Speaking at a press conference at the Big Blue Taxi Services headquarters at Wisma Central here today, Shamsubahrin said he paid his taxi drivers a fixed salary of RM1,500 a month and a commission of 10% from their collected fares for the day.
“This can easily add up to RM3,000 a month for each taxi driver since, at minimum, a taxi driver can easily collect RM500 a day.”
He said while these drivers were serving their contracts, they did not have to pay for any maintenance or extra charges for petrol or gas as it would be borne by the company.
Taxi drivers who finish their five-year contract would be given ownership of the taxi.
“This will help ensure that taxi drivers perform well and ethically when on the job. Customers will also keep booking them because they like the driver.
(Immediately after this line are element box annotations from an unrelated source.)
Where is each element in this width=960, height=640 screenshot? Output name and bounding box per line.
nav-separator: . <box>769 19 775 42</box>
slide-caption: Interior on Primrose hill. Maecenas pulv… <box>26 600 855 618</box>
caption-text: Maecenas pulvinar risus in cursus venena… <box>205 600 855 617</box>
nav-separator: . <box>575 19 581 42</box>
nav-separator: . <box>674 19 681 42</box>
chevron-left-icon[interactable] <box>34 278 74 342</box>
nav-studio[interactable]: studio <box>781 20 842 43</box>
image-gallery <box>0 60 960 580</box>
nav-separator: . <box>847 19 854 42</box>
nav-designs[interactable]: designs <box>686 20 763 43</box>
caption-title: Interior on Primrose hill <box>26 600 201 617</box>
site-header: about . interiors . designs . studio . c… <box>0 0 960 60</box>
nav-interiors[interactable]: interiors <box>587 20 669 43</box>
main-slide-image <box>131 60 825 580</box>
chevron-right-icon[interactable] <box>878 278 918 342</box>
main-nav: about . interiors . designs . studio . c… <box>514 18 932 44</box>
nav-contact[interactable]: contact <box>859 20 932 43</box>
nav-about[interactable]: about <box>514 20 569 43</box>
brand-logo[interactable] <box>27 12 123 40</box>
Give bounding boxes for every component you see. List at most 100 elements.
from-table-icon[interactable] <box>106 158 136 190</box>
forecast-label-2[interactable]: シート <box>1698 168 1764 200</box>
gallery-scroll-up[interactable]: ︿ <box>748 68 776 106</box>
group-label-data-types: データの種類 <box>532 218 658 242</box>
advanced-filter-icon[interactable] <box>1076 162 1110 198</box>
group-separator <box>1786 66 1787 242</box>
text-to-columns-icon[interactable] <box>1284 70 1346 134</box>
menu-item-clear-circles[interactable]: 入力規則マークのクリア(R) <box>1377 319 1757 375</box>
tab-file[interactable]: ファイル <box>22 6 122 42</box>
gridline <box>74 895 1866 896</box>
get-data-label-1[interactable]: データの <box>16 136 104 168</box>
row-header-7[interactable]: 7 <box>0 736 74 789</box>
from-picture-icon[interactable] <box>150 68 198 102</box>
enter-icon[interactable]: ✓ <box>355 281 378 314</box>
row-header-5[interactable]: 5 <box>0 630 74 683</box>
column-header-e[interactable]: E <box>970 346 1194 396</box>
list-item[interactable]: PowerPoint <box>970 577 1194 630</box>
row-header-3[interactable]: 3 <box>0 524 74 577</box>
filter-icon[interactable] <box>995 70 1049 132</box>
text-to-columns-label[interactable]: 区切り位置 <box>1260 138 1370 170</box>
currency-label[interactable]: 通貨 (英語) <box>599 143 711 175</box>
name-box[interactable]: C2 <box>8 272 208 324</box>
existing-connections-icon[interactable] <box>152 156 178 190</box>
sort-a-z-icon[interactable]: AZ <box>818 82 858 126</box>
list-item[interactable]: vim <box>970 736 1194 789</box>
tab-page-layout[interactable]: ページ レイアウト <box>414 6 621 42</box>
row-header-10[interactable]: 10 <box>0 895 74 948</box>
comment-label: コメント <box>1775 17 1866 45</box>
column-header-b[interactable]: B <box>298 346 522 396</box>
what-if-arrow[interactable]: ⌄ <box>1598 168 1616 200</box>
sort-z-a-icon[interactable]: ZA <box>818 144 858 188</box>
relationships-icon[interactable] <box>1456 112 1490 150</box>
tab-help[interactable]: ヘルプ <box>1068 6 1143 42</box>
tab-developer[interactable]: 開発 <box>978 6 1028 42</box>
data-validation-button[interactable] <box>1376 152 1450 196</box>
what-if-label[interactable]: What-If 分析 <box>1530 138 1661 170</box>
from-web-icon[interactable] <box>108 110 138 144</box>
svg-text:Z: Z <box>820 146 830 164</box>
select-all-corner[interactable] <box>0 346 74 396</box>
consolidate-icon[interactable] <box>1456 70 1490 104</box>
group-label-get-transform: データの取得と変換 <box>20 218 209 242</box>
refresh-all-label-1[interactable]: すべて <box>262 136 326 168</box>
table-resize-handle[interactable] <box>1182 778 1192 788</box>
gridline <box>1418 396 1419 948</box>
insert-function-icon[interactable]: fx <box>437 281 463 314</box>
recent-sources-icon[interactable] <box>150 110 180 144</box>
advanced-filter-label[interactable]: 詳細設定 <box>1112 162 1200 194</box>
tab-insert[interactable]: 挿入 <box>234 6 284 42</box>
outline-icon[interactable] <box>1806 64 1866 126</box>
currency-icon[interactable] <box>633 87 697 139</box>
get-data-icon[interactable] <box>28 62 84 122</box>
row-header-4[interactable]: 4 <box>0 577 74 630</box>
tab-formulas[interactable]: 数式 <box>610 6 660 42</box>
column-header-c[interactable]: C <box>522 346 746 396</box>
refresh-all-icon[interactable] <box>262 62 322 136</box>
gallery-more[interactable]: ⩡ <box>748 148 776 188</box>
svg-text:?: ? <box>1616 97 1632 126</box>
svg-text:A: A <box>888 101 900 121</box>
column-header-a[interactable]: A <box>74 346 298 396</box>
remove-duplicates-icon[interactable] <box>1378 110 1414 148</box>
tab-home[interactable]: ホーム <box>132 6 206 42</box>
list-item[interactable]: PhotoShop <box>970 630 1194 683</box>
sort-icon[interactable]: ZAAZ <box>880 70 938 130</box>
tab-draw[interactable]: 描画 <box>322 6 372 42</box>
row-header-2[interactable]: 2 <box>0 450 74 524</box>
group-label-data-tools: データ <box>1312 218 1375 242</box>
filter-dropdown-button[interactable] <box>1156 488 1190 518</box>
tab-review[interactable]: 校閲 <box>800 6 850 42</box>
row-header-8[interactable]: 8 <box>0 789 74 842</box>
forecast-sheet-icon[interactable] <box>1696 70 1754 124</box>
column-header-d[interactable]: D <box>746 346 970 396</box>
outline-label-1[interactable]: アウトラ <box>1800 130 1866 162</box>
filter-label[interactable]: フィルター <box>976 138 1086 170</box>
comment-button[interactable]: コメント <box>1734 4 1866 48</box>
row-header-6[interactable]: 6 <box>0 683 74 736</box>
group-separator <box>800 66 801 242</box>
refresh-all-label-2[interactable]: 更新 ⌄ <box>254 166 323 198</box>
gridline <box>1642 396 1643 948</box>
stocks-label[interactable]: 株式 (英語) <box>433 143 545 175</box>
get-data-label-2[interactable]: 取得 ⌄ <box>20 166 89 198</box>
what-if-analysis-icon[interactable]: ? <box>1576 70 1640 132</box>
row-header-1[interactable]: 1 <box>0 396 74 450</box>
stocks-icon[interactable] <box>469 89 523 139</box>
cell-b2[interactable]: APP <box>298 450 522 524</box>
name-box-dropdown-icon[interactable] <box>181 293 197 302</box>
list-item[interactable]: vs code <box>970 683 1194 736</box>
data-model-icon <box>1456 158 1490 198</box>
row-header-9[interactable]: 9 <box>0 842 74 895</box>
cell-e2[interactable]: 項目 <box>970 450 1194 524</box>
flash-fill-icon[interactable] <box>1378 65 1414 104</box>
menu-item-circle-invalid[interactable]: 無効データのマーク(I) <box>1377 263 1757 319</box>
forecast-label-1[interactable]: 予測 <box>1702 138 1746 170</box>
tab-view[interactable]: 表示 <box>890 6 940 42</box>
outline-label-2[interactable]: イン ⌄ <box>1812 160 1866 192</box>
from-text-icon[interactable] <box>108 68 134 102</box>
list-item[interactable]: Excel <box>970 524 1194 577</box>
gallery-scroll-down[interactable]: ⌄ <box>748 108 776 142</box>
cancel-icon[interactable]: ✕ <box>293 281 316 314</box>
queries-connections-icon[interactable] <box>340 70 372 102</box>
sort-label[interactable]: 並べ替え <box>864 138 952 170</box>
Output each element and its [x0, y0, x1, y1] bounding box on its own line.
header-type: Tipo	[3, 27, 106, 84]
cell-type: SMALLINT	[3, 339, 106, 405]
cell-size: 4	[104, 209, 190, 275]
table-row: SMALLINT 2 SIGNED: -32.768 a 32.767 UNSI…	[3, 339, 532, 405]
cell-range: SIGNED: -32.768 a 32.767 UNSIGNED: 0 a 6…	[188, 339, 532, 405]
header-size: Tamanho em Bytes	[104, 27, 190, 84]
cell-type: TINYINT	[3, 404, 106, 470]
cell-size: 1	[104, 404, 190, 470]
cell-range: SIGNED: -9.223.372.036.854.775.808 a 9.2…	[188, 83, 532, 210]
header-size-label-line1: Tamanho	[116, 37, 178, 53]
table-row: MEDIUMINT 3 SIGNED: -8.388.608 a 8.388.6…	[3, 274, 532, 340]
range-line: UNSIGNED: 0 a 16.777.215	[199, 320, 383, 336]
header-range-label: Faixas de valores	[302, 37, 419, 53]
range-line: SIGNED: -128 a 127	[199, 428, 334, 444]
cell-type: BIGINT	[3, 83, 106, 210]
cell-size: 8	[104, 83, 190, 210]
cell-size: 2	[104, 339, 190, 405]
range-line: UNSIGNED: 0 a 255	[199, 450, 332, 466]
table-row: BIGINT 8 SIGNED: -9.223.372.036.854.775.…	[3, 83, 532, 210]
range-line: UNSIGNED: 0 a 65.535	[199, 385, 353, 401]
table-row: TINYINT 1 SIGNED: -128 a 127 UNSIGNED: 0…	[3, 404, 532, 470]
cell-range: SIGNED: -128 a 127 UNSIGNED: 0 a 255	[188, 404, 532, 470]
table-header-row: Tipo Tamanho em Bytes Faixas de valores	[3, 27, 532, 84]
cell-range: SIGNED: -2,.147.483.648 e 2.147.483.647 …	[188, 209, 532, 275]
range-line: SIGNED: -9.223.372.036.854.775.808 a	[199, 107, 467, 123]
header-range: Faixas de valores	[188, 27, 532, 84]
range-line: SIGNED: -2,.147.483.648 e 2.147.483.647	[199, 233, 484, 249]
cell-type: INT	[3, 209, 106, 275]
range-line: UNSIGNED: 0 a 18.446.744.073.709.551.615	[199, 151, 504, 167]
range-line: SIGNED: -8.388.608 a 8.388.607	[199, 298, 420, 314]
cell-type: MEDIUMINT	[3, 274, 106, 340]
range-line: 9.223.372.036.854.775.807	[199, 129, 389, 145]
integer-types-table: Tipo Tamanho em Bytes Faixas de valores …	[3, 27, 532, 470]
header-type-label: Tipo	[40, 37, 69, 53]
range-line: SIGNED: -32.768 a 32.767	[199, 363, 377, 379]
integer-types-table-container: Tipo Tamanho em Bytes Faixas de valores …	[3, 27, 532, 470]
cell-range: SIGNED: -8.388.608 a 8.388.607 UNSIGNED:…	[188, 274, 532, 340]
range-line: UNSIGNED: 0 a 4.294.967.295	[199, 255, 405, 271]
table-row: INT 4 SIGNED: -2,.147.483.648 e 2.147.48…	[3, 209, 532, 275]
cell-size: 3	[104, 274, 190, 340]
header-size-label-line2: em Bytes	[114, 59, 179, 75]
“I teach my taxi drivers to be disciplined and to respect their customers.
“I tell them that if the customers have children with them, they should help the children into the taxi first.
“This is why customers like them and why they keep booking them. As a result, our income also increases.”
On another matter, Shamsubahrin said the money the Land Public Transport Commission (SPAD) planned to give to taxi drivers exiting the rental system could be put to better use if it was given to major taxi industry players in the country to supply more taxis instead.
He identified the major taxi providers as Naza Group Malaysia, Sunlight Taxi and Public Cab Sdn Bhd.
Shamsubahrin said in the past, 70% of drivers had failed to pay back their loans, which led to the loss of millions of ringgit.
“Where has that money gone? You have to remember that when the government gives money, it is the people’s money.”
Among the 11 initiatives in SPAD’s Taxi Industry Transformation Programme (TITP), approved by the Cabinet, qualified taxi drivers exiting the rental system will receive a cash grant of RM5,000 from the government to help them purchase a new vehicle.
Shamsubahrin claimed that TITP was not aimed at fixing the flaws in the current taxi industry, but was rather to clear the way to legalise ride-sharing services like Uber and Grab.
He claimed that initiatives that seemed to cater to taxi drivers were only to keep them complacent.
He added it was wrong to clear the way for Uber and Grab without first fixing problems in the current taxi industry.
“In Singapore, they have a very strong taxi industry and very strong Mercedes taxi industry. So they can allow Uber to do business in the country.
“I am not saying that we can never allow Uber, but hold it off for another two or three years to fix the issues in our current taxi industry first.”
Shamsubahrin said he had sent a letter to Prime Minister Najib Razak to meet and discuss the problems with the TITP and what should instead be implemented and enforced.
“If they go ahead with this plan, then the taxi industry will die. If the prime minister does not want to entertain the needs of the taxi drivers, then there’s nothing much we can do about it unless we change the government.
“We want to support Barisan Nasional and I, personally, want to support Najib. But if they don’t care about the industry, then what else are we supposed to do?”